Lest our feet stray from the places, our God, where we met Thee,
Lest, our hearts drunk with the wine of the world, we forget Thee;
Shadowed beneath Thy hand,
May we forever stand,
True to our God, True to our native land.                        
                              ​               James Weldon Johnson
Often referred to as “The Black National Anthem” - was written as a poem by the National Association for the Advancement of Colored People (NAACP) leader James Weldon Johnson (1871-1938), and then set to music by his brother John Rosamond Johnson (1873-1954 in 1899.
The hymn opens with a resounding celebration of liberty, “a song full of the faith” and “a song full of the hope. The mood darkens as the song recalls the deadly cruelty and bloody path of enslavement” “Stony the road we trod, Bitter the chast'ning rod.”  The song ends by affirming our mighty God, who knows our “weary years” and “silent tear” and leads us into the light.
Black/African American  Culture and Theology
This space will not allow the listing or trying to capture the essence of Black culture. There are too many who have impacted this part of American history. Their influences included the Black heritage and American culture; visual arts; music, - jazz blues and spirituals; theater - drama and opera; dance; poetry; fiction; literature and activism.
Great Migration
The northern Manhattan neighborhood of Harlem was meant to be an upper-class white neighborhood in the 1880s, but rapid overdevelopment led to empty buildings and desperate landlords seeking to fill them.
In the early 1900s, a few middle-class Black families from another neighborhood known as Black Bohemia moved to Harlem, and other Black families followed. Some white residents initially fought to keep African Americans out of the area, but failing that many whites eventually fled.

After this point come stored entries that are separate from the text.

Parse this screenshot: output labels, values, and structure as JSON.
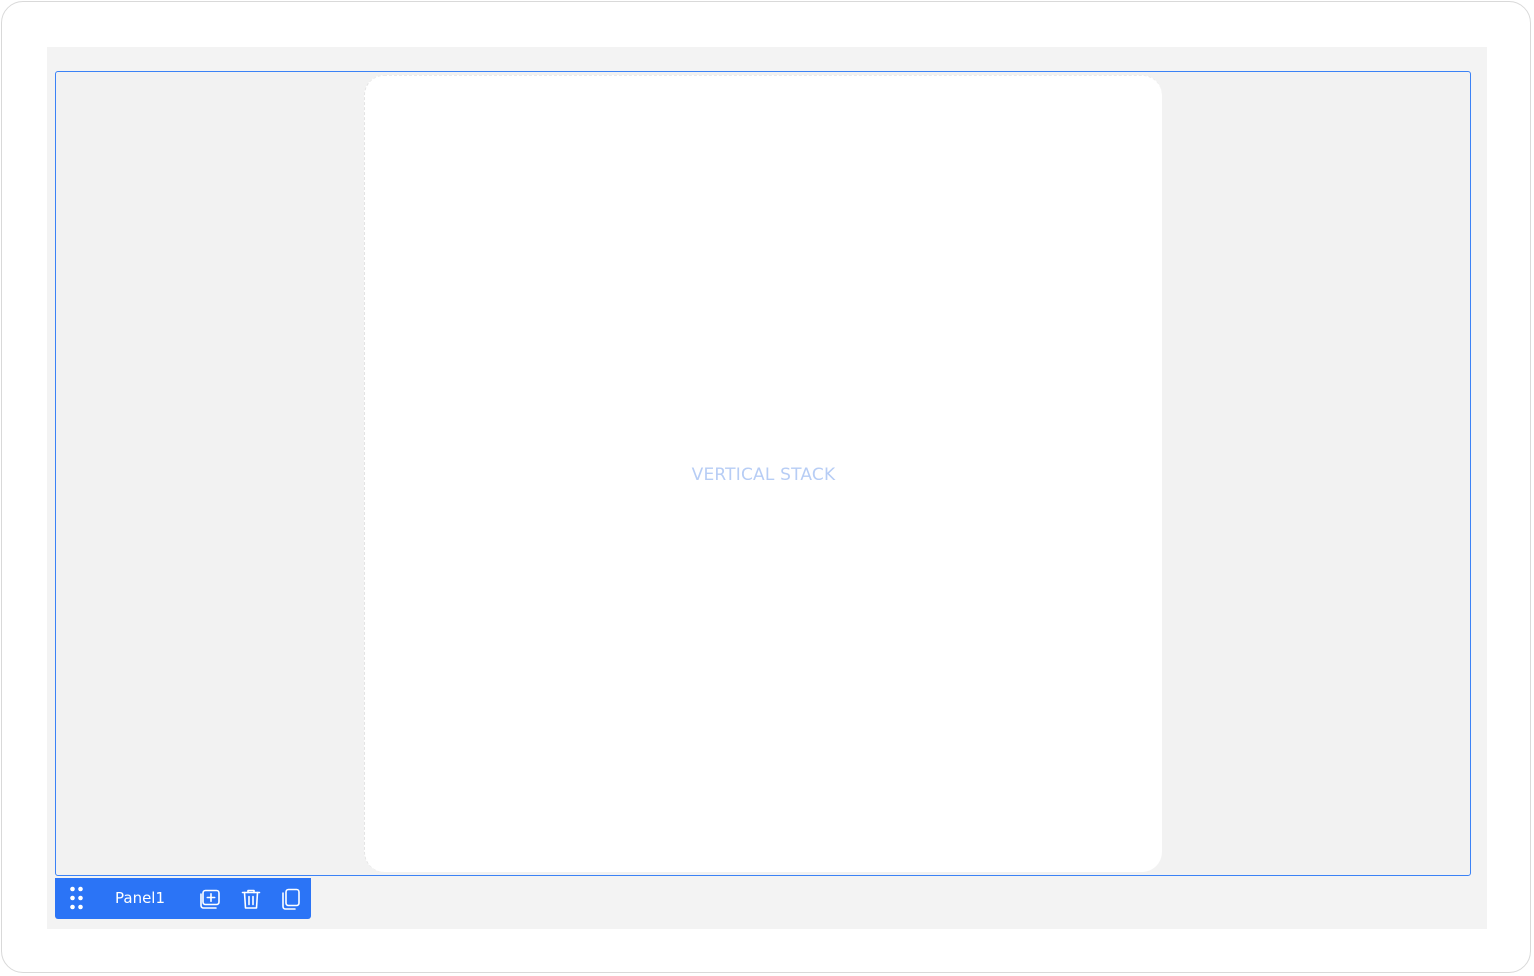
{
  "canvas": {
    "vertical_stack_label": "VERTICAL STACK"
  },
  "panel": {
    "name": "Panel1"
  },
  "toolbar": {
    "icons": [
      "drag-handle-icon",
      "add-panel-icon",
      "trash-icon",
      "duplicate-icon"
    ]
  },
  "colors": {
    "accent": "#2b74f6",
    "placeholder_text": "#b7cdf5",
    "canvas_background": "#f3f3f3"
  }
}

Outside factors led to a population boom: From 1910 to 1920, African American populations migrated in large numbers from the South to the North. In 1915 and 1916, natural disasters in the south put Black workers and sharecroppers out of work. Additionally, during and after World War I immigration to the United States fell, and northern recruiters headed south to entice Black workers to their companies. By 1920, some 300,000 African Americans from the South had moved north, and Harlem was one of the most popular destinations for these families.
The Harlem Renaissance was the development of the Harlem neighborhood in New York City as a Black cultural mecca in the early 20th Century and the subsequent social and artistic explosion that resulted. Lasting roughly from the 1910 through the mid-1930s, the period is considered a golden age in African American culture - manifesting in literature, music, stage performance and art.

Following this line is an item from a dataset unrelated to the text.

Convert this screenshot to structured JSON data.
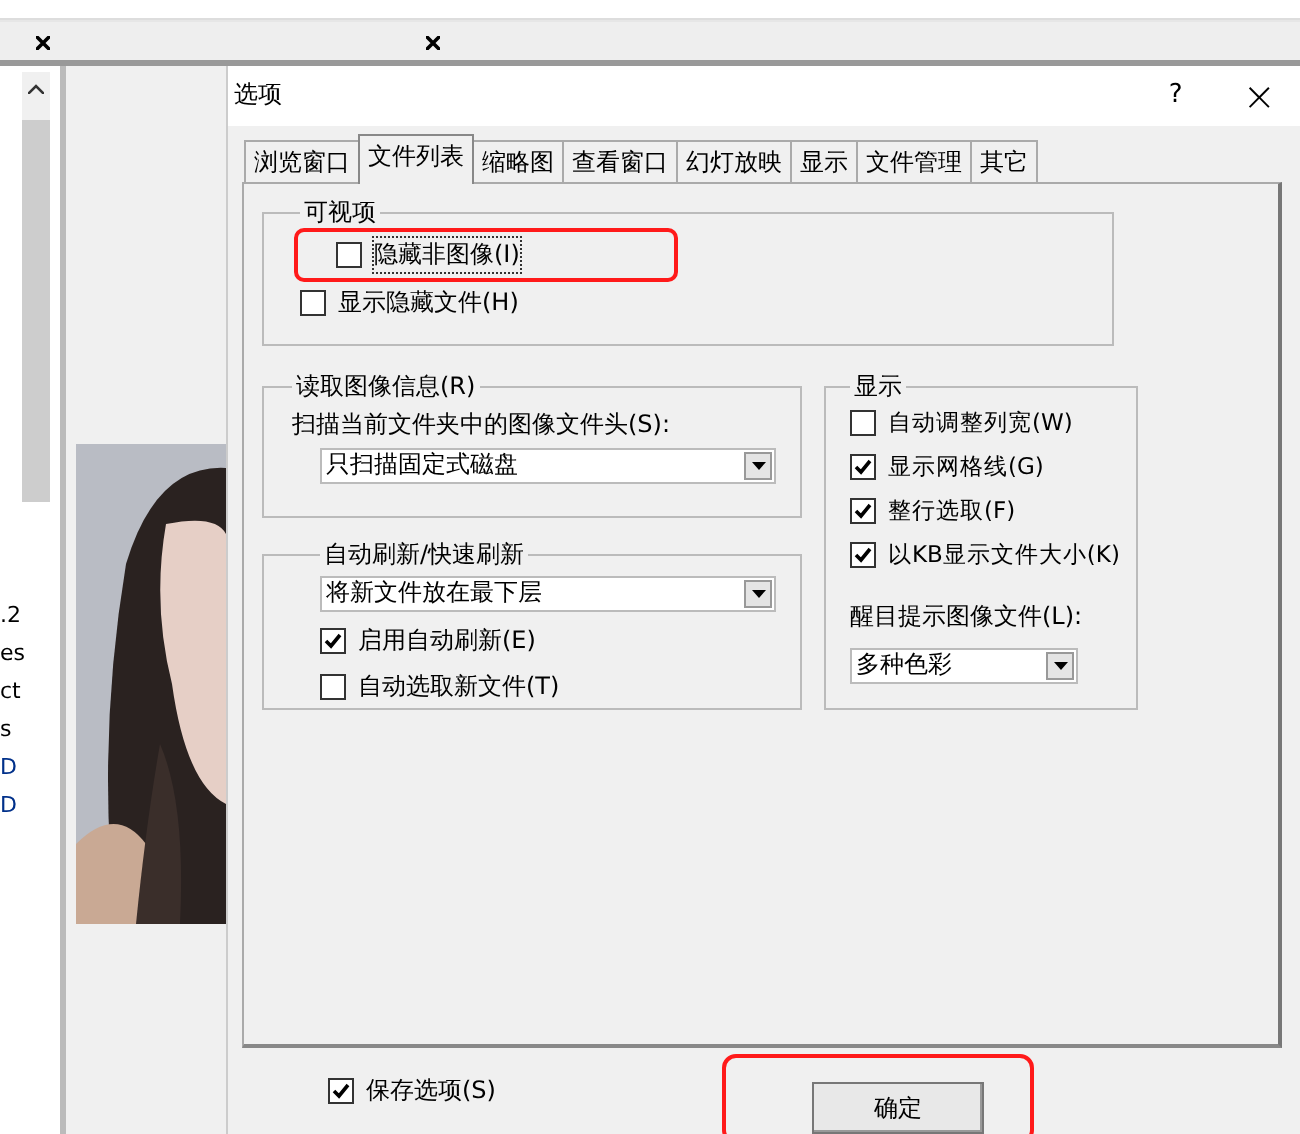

Notables in the Harlem Renaissance are: Langston Hughes; Zora Neal-Hurston; Howard Thurman; Marcus Garvey; Aaron Davis; W.E B. DuBois; Angela Weld- Grimke; Georgia Douglas; and Anne Spence.
Black Arts Movement
The Black Arts Movement (BAM) was a cultural movement in the 1960's and 1970's. It manifested itself in the arts and scholarship. Black writers used their creativity to support a Black American Revolution.  Scholars urged Black Americans to regain connections to their African context.
Important influencers in The Black Arts Movement were: Amiri Baraka (LeRoi Jones); Nikki Giovanni; Sonia Sanchez; Maya Angelou; James Baldwin; Lorraine Hansbury; Dorothy West; John Coltrane; Thelonious Monk; Louis Armstrong; Duke Ellington and John Coltrane.

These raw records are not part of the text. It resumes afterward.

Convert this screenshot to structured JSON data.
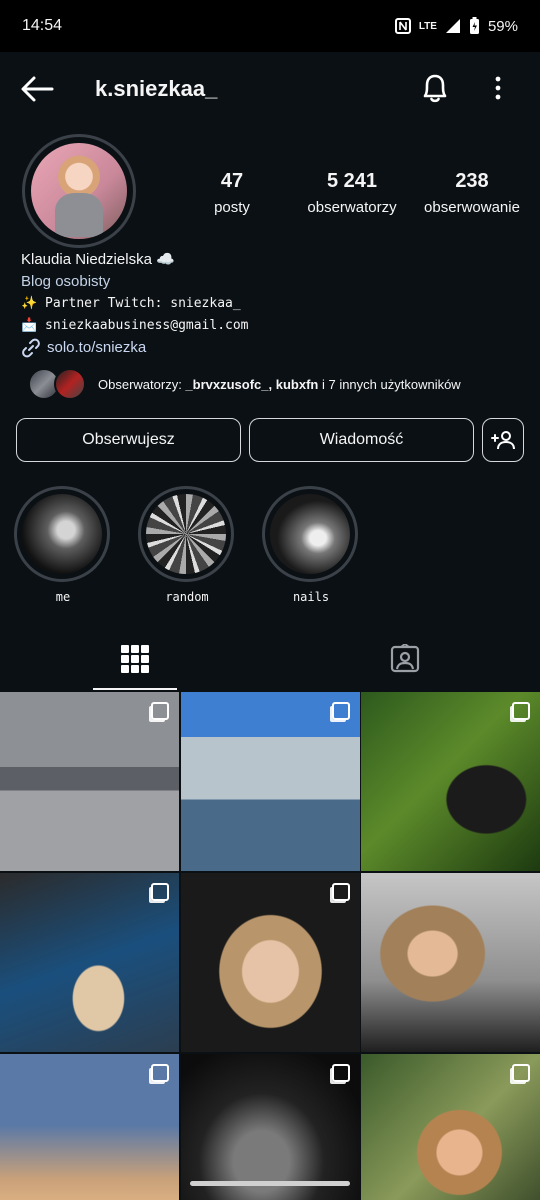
{
  "status_bar": {
    "time": "14:54",
    "network": "LTE",
    "battery": "59%"
  },
  "header": {
    "username": "k.sniezkaa_"
  },
  "stats": [
    {
      "value": "47",
      "label": "posty"
    },
    {
      "value": "5 241",
      "label": "obserwatorzy"
    },
    {
      "value": "238",
      "label": "obserwowanie"
    }
  ],
  "bio": {
    "name": "Klaudia Niedzielska ☁️",
    "category": "Blog osobisty",
    "line1": "✨ Partner Twitch: sniezkaa_",
    "line2": "📩 sniezkaabusiness@gmail.com",
    "link": "solo.to/sniezka"
  },
  "followed_by": {
    "prefix": "Obserwatorzy: ",
    "names": "_brvxzusofc_, kubxfn",
    "suffix": " i 7 innych użytkowników"
  },
  "actions": {
    "follow": "Obserwujesz",
    "message": "Wiadomość"
  },
  "highlights": [
    {
      "label": "me"
    },
    {
      "label": "random"
    },
    {
      "label": "nails"
    }
  ],
  "icons": {
    "back": "arrow-left-icon",
    "bell": "bell-icon",
    "more": "more-vertical-icon",
    "grid": "grid-icon",
    "tagged": "tagged-icon",
    "add_person": "add-person-icon",
    "link": "link-icon"
  }
}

BAM led to the Hip-Hop movement.
Black Liberation Theology
Rev. Dr. James Hal Cone, author of God of the Oppressed and The Cross and the Lynching Tree is know as the father of the liberation movement.  One of the tasks of Black Theology is to make certain Black faith functions as a creative revolutionary challenge to the structure of injustice..
Quoting Dr. Cone, he states, “Black theology is an understanding of the Gospel which sees justice for the poor as the very heart of what the Christian Gospel is about and the very heart of what God is doing in the world.”